Tags: #Intriga, Policíaco

Veneno Mortal (26 page)

–Sí.

–¿Eres Harry?

–Sí, sí, sí.

–¡Ah, Harry! ¡Por fin! ¿Cómo estás? ¿Eres feliz?

–Sí… no… Me siento muy solo.

–No fue culpa mía, Harry.

–Sí. Débil.

–Pero yo tenía mis obligaciones. Recuerda quién se interpuso entre nosotros.

–Sí. P-A…

–¡No, Harry! Fue ma…

–¡… Z-G-U-A-T-A! –concluyó triunfalmente la mesa.

–¿Cómo puedes ser tan grosero?

–El amor es lo primero.

–Ahora lo comprendo, pero entonces era una niña. ¿No puedes perdonarme?

–Todo perdonado. Madre también perdonada.

–Me alegro. ¿Qué haces ahí donde estás, Harry?

–Esperar. Ayudar. Expiar.

–¿Quieres enviarme un mensaje especial?

–¡Ve a Coventry!

La mesa sufrió varias sacudidas, y el mensaje pareció conmocionar a la señorita Booth.

–¡Eres tú de verdad, Harry! No te has olvidado de esa vieja broma. Dime…

La mesa dio muestras de gran agitación y soltó una sarta de letras ininteligibles.

–¿Qué quieres?

–G-G-G…

–Debe de estar interrumpiendo alguien –dijo la señorita Booth–. ¿Quién es, por favor?

–G-E-O-R-G-E (con mucha rapidez).

–¿George? No conozco a ningún George, salvo el hijo de Tom. ¿Le ha pasado algo?

–¡Ja, ja! No George Booth. George Washington.

–¿George Washington?

–¡Ja, ja!

La mesa se convulsionó, hasta el extremo de que la médium apenas podía dominarla. La señorita Booth, que estaba apuntando la conversación, volvió a poner las manos en la mesa, que dejó de brincar y empezó a balancearse.

–¿Quién está ahí?

–Pongo.

–¿Quién es Pongo?

–Tu control.

–¿Quién acaba de hablar?

–Espíritu malo. Se ha ido.

–¿Harry está todavía ahí?

–Se ha ido.

–¿Quiere hablar alguien más?

–Helen.

–¿Helen qué?

–¿No te acuerdas? Maidstone.

–¿Maidstone? Ah, ¿te refieres a Ellen Pate?

–Sí, Pate.

–¡Vaya! Buenas noches, Ellen. Me alegro de oírte.

–Recuerda jaleo.

–¿Te refieres al jaleo en el dormitorio?

–Marta mala.

–No recuerdo a ninguna Marta, salvo Martha Hurley. No te refieres a ella, ¿verdad?

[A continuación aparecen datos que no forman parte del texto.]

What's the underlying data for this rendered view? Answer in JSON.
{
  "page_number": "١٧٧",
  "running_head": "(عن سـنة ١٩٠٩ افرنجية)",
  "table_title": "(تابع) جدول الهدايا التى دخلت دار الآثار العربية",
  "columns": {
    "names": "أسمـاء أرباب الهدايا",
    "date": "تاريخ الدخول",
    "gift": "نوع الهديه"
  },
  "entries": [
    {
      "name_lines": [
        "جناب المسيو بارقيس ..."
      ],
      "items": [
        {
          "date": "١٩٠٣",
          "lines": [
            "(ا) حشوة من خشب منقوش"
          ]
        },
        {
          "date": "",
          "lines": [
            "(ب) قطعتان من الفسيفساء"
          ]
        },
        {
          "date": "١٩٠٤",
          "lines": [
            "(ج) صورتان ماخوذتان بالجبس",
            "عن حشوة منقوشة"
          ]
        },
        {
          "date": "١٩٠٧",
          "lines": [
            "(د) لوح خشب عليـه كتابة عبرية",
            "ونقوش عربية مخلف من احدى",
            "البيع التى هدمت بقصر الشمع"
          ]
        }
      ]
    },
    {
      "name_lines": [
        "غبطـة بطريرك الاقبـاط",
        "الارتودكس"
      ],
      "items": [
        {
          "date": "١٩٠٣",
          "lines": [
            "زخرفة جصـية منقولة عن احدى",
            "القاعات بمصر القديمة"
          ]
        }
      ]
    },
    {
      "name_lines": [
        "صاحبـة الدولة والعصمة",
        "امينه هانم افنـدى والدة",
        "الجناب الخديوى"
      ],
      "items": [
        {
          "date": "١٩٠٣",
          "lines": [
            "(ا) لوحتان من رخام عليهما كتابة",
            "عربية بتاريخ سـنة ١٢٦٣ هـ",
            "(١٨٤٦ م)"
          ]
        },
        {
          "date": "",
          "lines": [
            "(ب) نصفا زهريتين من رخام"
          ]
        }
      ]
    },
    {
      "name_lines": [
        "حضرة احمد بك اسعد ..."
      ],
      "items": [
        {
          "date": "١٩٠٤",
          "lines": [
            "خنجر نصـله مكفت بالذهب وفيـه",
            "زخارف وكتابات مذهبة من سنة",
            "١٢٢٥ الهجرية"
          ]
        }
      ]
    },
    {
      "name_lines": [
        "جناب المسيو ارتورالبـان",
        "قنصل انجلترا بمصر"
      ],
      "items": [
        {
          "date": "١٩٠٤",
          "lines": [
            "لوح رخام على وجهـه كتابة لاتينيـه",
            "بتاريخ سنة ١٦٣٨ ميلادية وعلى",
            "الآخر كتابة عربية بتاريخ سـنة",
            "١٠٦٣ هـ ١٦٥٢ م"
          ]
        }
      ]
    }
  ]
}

–Martha traviesa. Luces apagadas.

–Ah, ya entiendo lo que quiere decir. La tarta después de que apagaran las luces.

–Eso es.

–Sigues cometiendo faltas de ortografía.

–Miss… Miss…

–¿Mississippi?

–Gracioso.

–¿Hay muchas de nuestra clase donde estás tú?

–Alice y Mabel. Recuerdos.

–Qué amables. Dales también recuerdos de mi parte.

–Sí. Recuerdos. Cariño. Flores. Sol.

–¿Qué quieres…?

–P –dijo la mesa, impaciente.

–¿Eres Pongo?

–Sí. Cansado.

–¿Quieres que lo dejemos?

–Sí. Otra vez.

–De acuerdo. Buenas noches.

La médium se echó hacia atrás en la silla con aspecto de sentirse agotada, algo perfectamente comprensible. Es muy cansado deletrear a base de golpecitos, y se temía que la jabonera se le estaba escurriendo.

La señorita Booth encendió la luz.

–¡Ha sido maravilloso! –exclamó.

–¿Ha recibido las respuestas que quería?

–Desde luego que sí. ¿No las ha oído?

–No he seguido toda la conversación –respondió la señorita Climpson.

–Hasta que te acostumbras, es un poco difícil contar. Debe de estar cansadísima. Vamos a dejarlo y preparo té. La próxima vez podríamos usar la
ouija
. No se tarda tanto en obtener las respuestas.

La señorita Climpson se lo planteó. Sin duda sería menos pesado, pero no estaba segura de poder manipularla.

La señorita Booth puso agua a calentar y miró el reloj.

–¡Dios mío! ¡Si son casi las once! ¡Cómo se me ha pasado el tiempo! Tengo que ir a atender a mi viejecita. ¿Quiere repasar las preguntas y respuestas? No creo que me quede mucho tiempo arriba.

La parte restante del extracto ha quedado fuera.